Rahmet ve mağfiret ayı Ramazan geldi. İyiliklerin makbul olduğu bu ayda, Ramazan'la iyileşmeye çalışalım. Alem-i İslam'ın başına açılan yaraları, ümit çiçekleriyle saralım.

Ahir zamanı yaşadığımız şu günlerde, Ramazan ayı, ömrümüzü bir bahar gibi açtı. Günlerimiz, gecelerimiz nurlandı. Ramazan ruhu ile ibadetlere karşı şevk ve heyecan uyandı. Bu hissi sıkı tutup ömrümüzün bütün zamanlarına yaymak lazım.

Ramazan ayı, kulluk şuurunu derinden hissettiğimiz, ruh ve bedeni beslediğimiz mübarek bir ay. Bu ayı fırsat bilip ibadetle geçirmek gerekiyor. Kur'an-ı Kerim insanlık âlemine bu ayda inmiş, bin aydan daha hayırlı olan Kadir Gecesi, bu ay içinde yer almış ve oruç bu ayda farz kılınmış. Oruçlu geçen günlerimizi, ibadetli gecelerle buluşturarak bu aydan hissemizi ziyade alabiliriz. Baskı altında, soykırıma maruz kalan din kardeşlerimizi, depremde sevdiklerini kaybeden dostlarımızı unutmadan, gerekli desteği sağlayarak iyiliklerde buluşabiliriz. On bir ayın sultanı Ramazan ayındaki güzel alışkanlıklarımızı hayatımızın tüm zamanına yayarak, örnek toplum için gayret içerisinde olabiliriz.

Ramazan ayı, bağışlayıcı, birleştirici bir aydır. Aynı sofrada, aynı safta muhabbet ve uhuvvet içerisinde olmayı gerektirir. Birlik, beraberlik, hoşgörü, saygı getirmeyen ibadetin manası yoktur. Önce gönüllerde birleşmeli, ibadetlerin hakkı verilmelidir.

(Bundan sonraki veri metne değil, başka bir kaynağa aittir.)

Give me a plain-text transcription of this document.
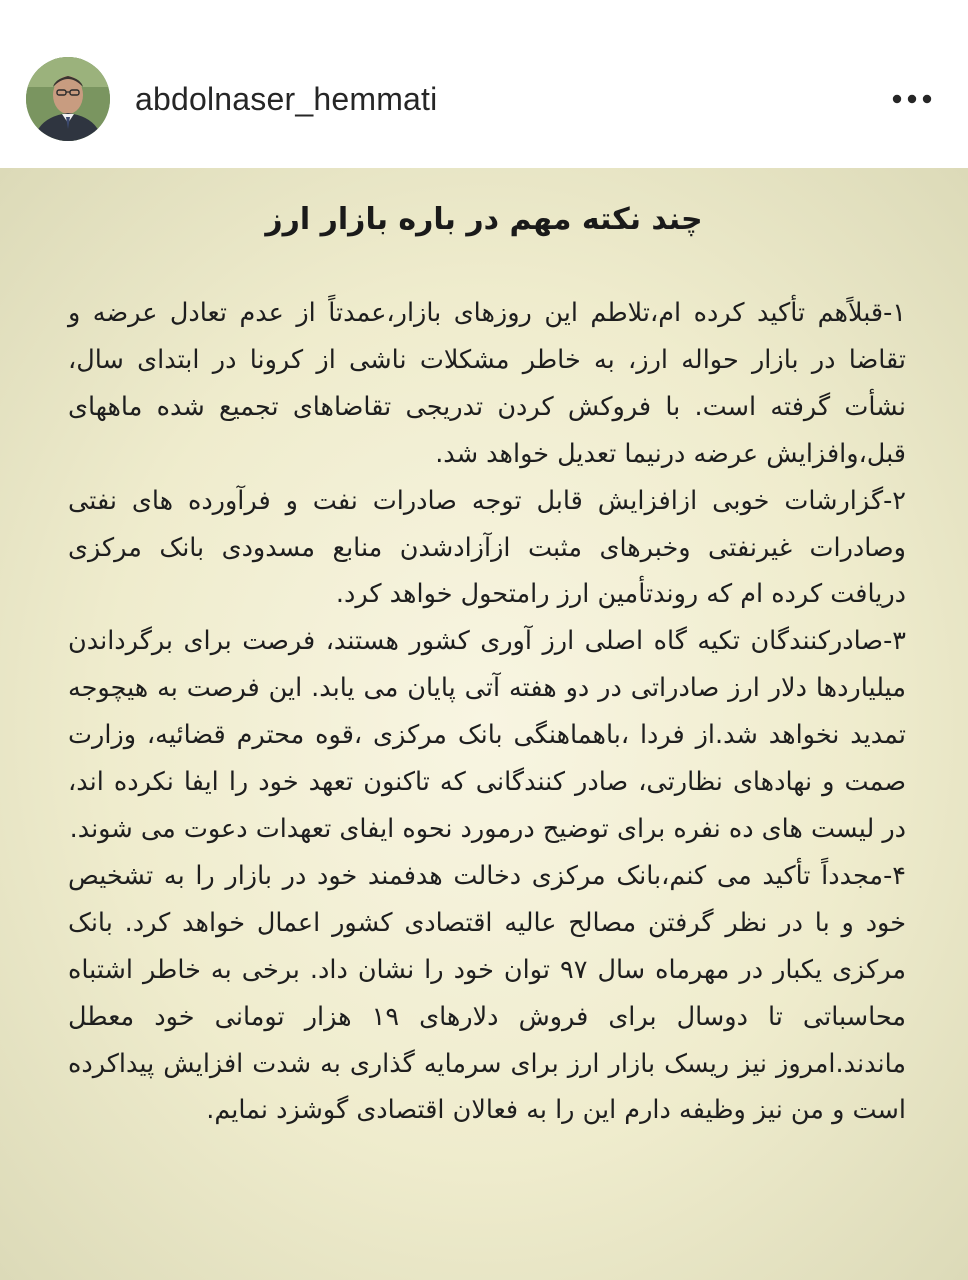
abdolnaser_hemmati
چند نکته مهم در باره بازار ارز

۱-قبلاًهم تأکید کرده ام،تلاطم این روزهای بازار،عمدتاً از عدم تعادل عرضه و تقاضا در بازار حواله ارز، به خاطر مشکلات ناشی از کرونا در ابتدای سال، نشأت گرفته است. با فروکش کردن تدریجی تقاضاهای تجمیع شده ماههای قبل،وافزایش عرضه درنیما تعدیل خواهد شد.

۲-گزارشات خوبی ازافزایش قابل توجه صادرات نفت و فرآورده های نفتی وصادرات غیرنفتی وخبرهای مثبت ازآزادشدن منابع مسدودی بانک مرکزی دریافت کرده ام که روندتأمین ارز رامتحول خواهد کرد.

۳-صادرکنندگان تکیه گاه اصلی ارز آوری کشور هستند، فرصت برای برگرداندن میلیاردها دلار ارز صادراتی در دو هفته آتی پایان می یابد. این فرصت به هیچوجه تمدید نخواهد شد.از فردا ،باهماهنگی بانک مرکزی ،قوه محترم قضائیه، وزارت صمت و نهادهای نظارتی، صادر کنندگانی که تاکنون تعهد خود را ایفا نکرده اند، در لیست های ده نفره برای توضیح درمورد نحوه ایفای تعهدات دعوت می شوند.

۴-مجدداً تأکید می کنم،بانک مرکزی دخالت هدفمند خود در بازار را به تشخیص خود و با در نظر گرفتن مصالح عالیه اقتصادی کشور اعمال خواهد کرد. بانک مرکزی یکبار در مهرماه سال ۹۷ توان خود را نشان داد. برخی به خاطر اشتباه محاسباتی تا دوسال برای فروش دلارهای ۱۹ هزار تومانی خود معطل ماندند.امروز نیز ریسک بازار ارز برای سرمایه گذاری به شدت افزایش پیداکرده است و من نیز وظیفه دارم این را به فعالان اقتصادی گوشزد نمایم.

Kardeşler arasında uhuvvet ve muhabbet öyle önemli ki birbirinin amellerine bile ortak olabiliyor. "Demek Risale-i Nur'un sâdık şâkirdlerinden birisi, Leyle-i Kadr'in hakikatını ve Ramazan'ın yüksek mertebesini kazansa, umum hakiki sadık şakirdler sahib ve hissedar olmak, vüs'at-ı rahmet-i İlahiyeden çok kuvvetli ümidvarız."